John Knight, A Work in situ
365 × 13 × 33 cm
Façade of new building of LWL-Museum für Kunst und Kultur, Domplatz 10
Temporary Installation for the duration of the exhibition
After Skulptur Projekte 2017 the work was purchased for the collection of LWL Museum für Kunst und Kultur, Münster with the financial support of Brillux. It will be shown in temporary exhibitions.

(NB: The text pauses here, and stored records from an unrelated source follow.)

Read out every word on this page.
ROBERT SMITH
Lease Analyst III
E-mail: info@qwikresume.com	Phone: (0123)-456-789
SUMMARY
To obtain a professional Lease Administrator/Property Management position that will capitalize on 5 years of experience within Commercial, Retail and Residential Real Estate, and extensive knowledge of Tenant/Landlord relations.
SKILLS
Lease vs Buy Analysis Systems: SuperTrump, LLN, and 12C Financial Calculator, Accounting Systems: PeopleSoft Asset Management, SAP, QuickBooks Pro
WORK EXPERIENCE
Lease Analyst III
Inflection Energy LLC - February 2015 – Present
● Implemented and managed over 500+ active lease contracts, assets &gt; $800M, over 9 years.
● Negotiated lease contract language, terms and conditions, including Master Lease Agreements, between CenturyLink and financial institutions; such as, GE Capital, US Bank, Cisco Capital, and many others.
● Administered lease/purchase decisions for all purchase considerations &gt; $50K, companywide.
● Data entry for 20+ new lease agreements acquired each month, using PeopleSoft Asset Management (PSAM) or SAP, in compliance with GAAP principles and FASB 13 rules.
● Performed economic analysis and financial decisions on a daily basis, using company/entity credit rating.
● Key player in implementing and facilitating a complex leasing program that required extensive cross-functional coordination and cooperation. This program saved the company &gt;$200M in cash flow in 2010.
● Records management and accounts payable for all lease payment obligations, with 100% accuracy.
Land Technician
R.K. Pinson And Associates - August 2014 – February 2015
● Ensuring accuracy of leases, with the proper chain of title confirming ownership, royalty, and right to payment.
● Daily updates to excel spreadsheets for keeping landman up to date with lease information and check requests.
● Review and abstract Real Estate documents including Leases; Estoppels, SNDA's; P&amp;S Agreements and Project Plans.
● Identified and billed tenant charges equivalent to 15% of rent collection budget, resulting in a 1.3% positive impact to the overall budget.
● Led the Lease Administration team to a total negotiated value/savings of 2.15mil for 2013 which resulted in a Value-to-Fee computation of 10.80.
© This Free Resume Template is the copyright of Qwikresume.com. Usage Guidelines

* 1945 in Los Angeles, USA
lives in Los Angeles, USA
John Knight’s space installations, logos, lettering, and objects are a response to the institutional framework and the commercial interests of museums and galleries. His works visualize the interaction between the specific context of his presentation, the materiality of his artwork, and the viewer’s perception of it: the meaning of any given artwork is created by the interaction of these aspects. Distancing himself from the self-referentiality of Minimal art, Knight has been conceiving projects since the late 1960s that seem to contradict the implicit purposelessness of art. They are instruments of institutional critique, formulated with razor-sharp precision, that map out their own place within the political microcosm of the art world and, at the same time, strive to open it up to sociopolitical reality.
In 1969, Knight’s series of works entitled A Work in situ marked the beginning of a long-term study of the conditions of art perception. For his work Levels, he positioned several spirit levels in an exhibition space, standard industrially manufactured carpenter tools from a building supplies store. In 2017, for Münster’s Skulptur Projekte, Knight had the Level produced by a high-tech manufacturer in California: the black-lacquered object contains three vials, filled with liquid and each containing one air bubble; the level is completely functional. It has been mounted, parallel to the vertical, at a slight distance from the sandstone façade at the pointed front of the new building on the northern side of the LWL-Museum für Kunst und Kultur. The mounted Level showed its own degree of inclination. At the bottom end of the object there was a logo with the initials JK which the artist adds to his works like the branding used in corporate design.
Knight focused on architecture as a conveyor of signals and targets the way art is used to serve the interests of institutional marketing strategies. The spectacular nature of the large display window that frames our view of Heinrich Brabender’s Gothic sculpture group The Entry of Christ into Jerusalem (c.1516) is contrasted with his own almost incidental piece. By pointing out the productivity of a view that is always exploratory—in which a Gothic sculpture need not be any more meaningful than a carpenter’s level—Knight questioned the idea of intrinsic value. His initials JK updated the discussion about how to deal with Otto Piene’s work Silberne Frequenz (1970), which spans two sides of the museum’s façade. When Silberne Frequenz was reinstalled, the LWL logo was placed above the northern entrance right in the middle of Piene’s work. This decision was a manifestation of the fusion of public and private commercial interests that Knight’s work calls attention to.